I have to read some text files with the following content:
\u201CThe Pedlar Lady of Gushing Cross\u201D
In ruby 1.9 terminal, when I create a string with this content:
ruby-1.9.1-p378 > "\u2714 \u2714 my great string \u2714 \u2714"
=> "✔ ✔ my great string ✔ ✔"
In ruby 1.8, I don't get the unicode codes converted to their characters:
ree-1.8.7-2010.01 > "\u2714 \u2714 my great string \u2714 \u2714"
=> "u2714 u2714 my great string u2714 u2714"
Is there any easy way to return the right string chars in Ruby 1.8?
For anyone else who stumbles on this question (like me) looking for an answer, the equivalent way of doing this in Ruby 1.8 would be:
["2714".to_i(16)].pack("U*")
The simplest approach might be to use a JSON parser, as JSON happens to use this very format:
irb(main):014:0> JSON '["\u2714 \u2714 my great string \u2714 \u2714"]'
=> ["\342\234\224 \342\234\224 my great string \342\234\224 \342\234\224"]
This builds on @Dave's answer.

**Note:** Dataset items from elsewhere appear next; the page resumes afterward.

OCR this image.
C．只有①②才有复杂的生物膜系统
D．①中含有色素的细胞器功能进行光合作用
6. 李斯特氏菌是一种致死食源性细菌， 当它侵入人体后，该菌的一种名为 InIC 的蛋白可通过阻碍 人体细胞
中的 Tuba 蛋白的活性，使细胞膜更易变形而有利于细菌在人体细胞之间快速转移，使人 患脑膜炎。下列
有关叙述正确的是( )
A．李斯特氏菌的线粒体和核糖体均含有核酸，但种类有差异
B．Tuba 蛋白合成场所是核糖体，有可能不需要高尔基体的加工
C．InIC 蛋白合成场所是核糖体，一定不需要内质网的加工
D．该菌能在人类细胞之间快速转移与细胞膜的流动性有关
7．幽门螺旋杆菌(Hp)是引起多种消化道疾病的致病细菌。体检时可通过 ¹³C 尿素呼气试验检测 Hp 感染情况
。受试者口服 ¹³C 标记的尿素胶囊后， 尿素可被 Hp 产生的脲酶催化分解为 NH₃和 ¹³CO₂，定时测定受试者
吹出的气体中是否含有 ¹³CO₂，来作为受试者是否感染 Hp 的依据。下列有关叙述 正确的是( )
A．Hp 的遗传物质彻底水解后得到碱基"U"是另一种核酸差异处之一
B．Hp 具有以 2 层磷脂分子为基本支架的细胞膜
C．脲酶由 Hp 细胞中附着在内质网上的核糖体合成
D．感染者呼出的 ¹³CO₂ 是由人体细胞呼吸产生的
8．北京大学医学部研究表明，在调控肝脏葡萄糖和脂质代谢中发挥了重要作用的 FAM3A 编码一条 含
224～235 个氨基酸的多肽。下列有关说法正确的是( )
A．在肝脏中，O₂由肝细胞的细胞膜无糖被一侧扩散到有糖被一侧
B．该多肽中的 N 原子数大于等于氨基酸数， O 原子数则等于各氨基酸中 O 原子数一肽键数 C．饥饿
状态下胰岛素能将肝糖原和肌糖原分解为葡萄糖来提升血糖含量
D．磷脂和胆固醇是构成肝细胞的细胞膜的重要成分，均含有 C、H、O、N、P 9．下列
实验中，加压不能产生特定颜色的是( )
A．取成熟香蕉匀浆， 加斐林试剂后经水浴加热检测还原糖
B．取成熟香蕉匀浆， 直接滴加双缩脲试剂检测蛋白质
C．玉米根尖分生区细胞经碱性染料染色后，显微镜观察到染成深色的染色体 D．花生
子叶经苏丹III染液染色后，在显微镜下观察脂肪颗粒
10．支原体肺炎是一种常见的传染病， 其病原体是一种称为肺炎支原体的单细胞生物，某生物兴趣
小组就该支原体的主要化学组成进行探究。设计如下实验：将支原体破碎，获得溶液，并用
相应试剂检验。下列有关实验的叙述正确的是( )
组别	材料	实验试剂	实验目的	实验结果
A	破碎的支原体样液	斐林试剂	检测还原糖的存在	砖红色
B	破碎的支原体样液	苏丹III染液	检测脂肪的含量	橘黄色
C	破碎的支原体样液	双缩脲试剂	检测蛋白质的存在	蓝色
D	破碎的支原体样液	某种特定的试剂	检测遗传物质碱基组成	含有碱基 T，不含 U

I'm using the following to replace all Unicode escape sequences in a given string with the corresponding character:
string_value.gsub(/\\u([0-9a-fA-F]{4})/) {|m| [$1.hex].pack("U")}
It's a regular expression that looks for "\u" followed by 4 hexadecimal symbols. It then throws away the "\u", converts the 4 hex symbols to an integer and uses pack to get the Unicode character. It replaces each escape sequence with the corresponding character and returns the resulting string.
It will give you trouble if your string is escaped further (e.g. by having "\" escaped as "\\"). But in the vanilla case it should work fine.